Patients with posterior instability from seizures should be treated with medication adjustment to reduce the seizure frequency.
  • The key concept in surgical treatment is the anatomic repair of the capsuloligamentous or labral abnormality rather than nonanatomic reconstructions.
  • Capsulorrhaphy (capsular tightening) enhances correction of instability by reducing capsular laxity and excessive joint volume.
  • Arthroscopic surgery:
    • For traumatic anterior instability:
      • Treatment of choice is Bankart repair (reattachment of capsulolabral structures to the glenoid rim) with suture anchors and supplemental anterior capsulorrhaphy.
      • Capsular tightening achieved with capsular plication or thermal shrinkage
    • For posterior shoulder instability: Arthroscopic capsulolabral repair and posterior capsulorrhaphy
    • For MDI: Arthroscopic plication or capsular shift procedures
  • Nonanatomic open reconstructive procedures:
    • Result in failure, loss of motion, and arthritis
    • Exception is the Bristow procedure (transfer of the coracoid process to the antero-inferior glenoid rim) for patients with large bony defects in the glenoid rim
  • Anatomic open reconstructive procedures:
    • For anterior shoulder instability, the classic is the open Bankart procedure.
      • Most commonly used surgical technique
      • Reattaches capsulolabral structures to the glenoid rim
      • Often combined with open capsulorrhaphy to reduce capsular redundancy
    • For symptomatic recurrent posterior instability:
      • Posterior capsulorrhaphy
      • Posterior bone block procedures (glenoid bone stock deficiency)
      • Rotational osteotomy of the proximal humerus (excessive retrotorsion of the proximal humerus)
      • Posterior glenoid osteotomy (abnormal glenoid retroversion)
    • For MDI:
      • Most common procedure is inferior capsular shift with associated closure of the rotator interval defect.
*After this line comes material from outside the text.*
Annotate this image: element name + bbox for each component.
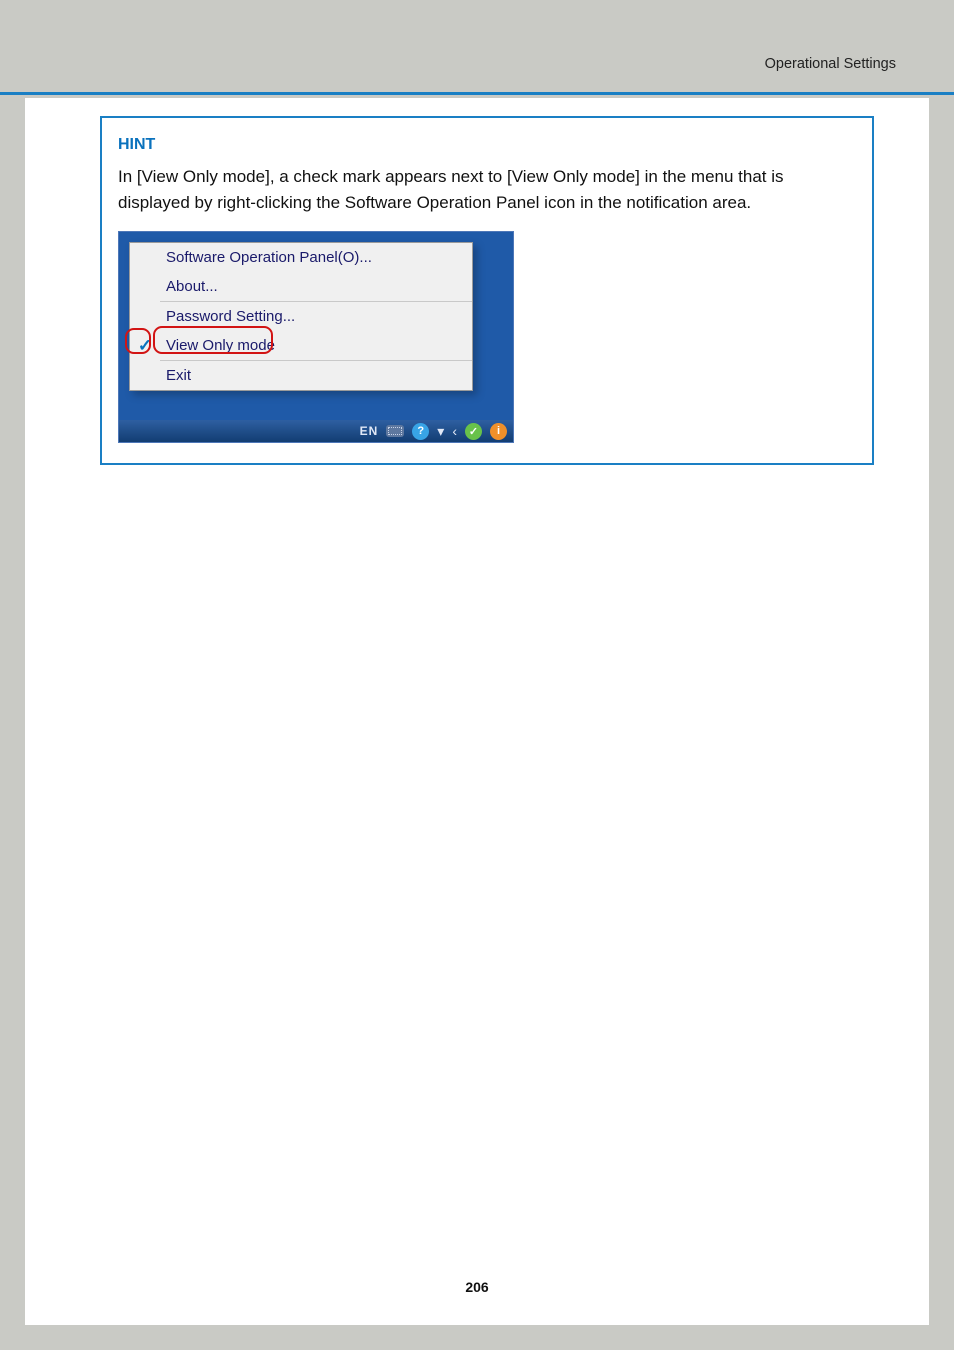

      • Postoperative immobilization with the arm in neutral rotation and 10-15° of abduction
  • Because of psychologic problems, surgery is contraindicated for patients with voluntary instability.
  • Prognosis is excellent after surgical treatment of recurrent anterior shoulder instability.
  • Posterior shoulder instability and MDI that fail to respond to nonoperative treatment have a good prognosis with surgical treatment.
  • The risk of recurrent instability after surgical treatment is ~3-10%.
  • The risk of recurrence is lower after open than after arthroscopic surgical procedures, particularly in contact athletes with recurrent instability.
  • Complications of open procedures include pain, decreased ROM, infection, neurovascular injury, late degenerative arthritis, subscapularis over tightening or rupture, and hardware-related problems (breakage, loosening, migration, and intra-articular penetration).
  • Complications of arthroscopic procedures include neurovascular injury, adhesive capsulitis, synovial fistula, and hardware-related problems.
  • 718.81 Shoulder instability
  • 831.1 Shoulder dislocation, anterior
  • 831.2 Shoulder dislocation, posterior
  • 831.3 Shoulder dislocation, inferior
Q: Should patients with voluntary instability undergo surgery?
A: Generally, no. Most patients with voluntary instability have underlying psychologic problems that the surgery cannot help and, thus, make poor surgical candidates.
Q: What are the indications for arthroscopic anterior shoulder stabilization?
A: Patients with acute traumatic anterior dislocation, without multiple dislocations, who have a Bankart lesion are the ideal candidates for arthroscopic stabilization. Assessing capsular laxity arthroscopically requires advanced surgical skills. Arthroscopic stabilization is preferred in overhead athletes (e.g., pitchers), but it has a higher failure rate than open repairs in contact athletes (e.g., football players).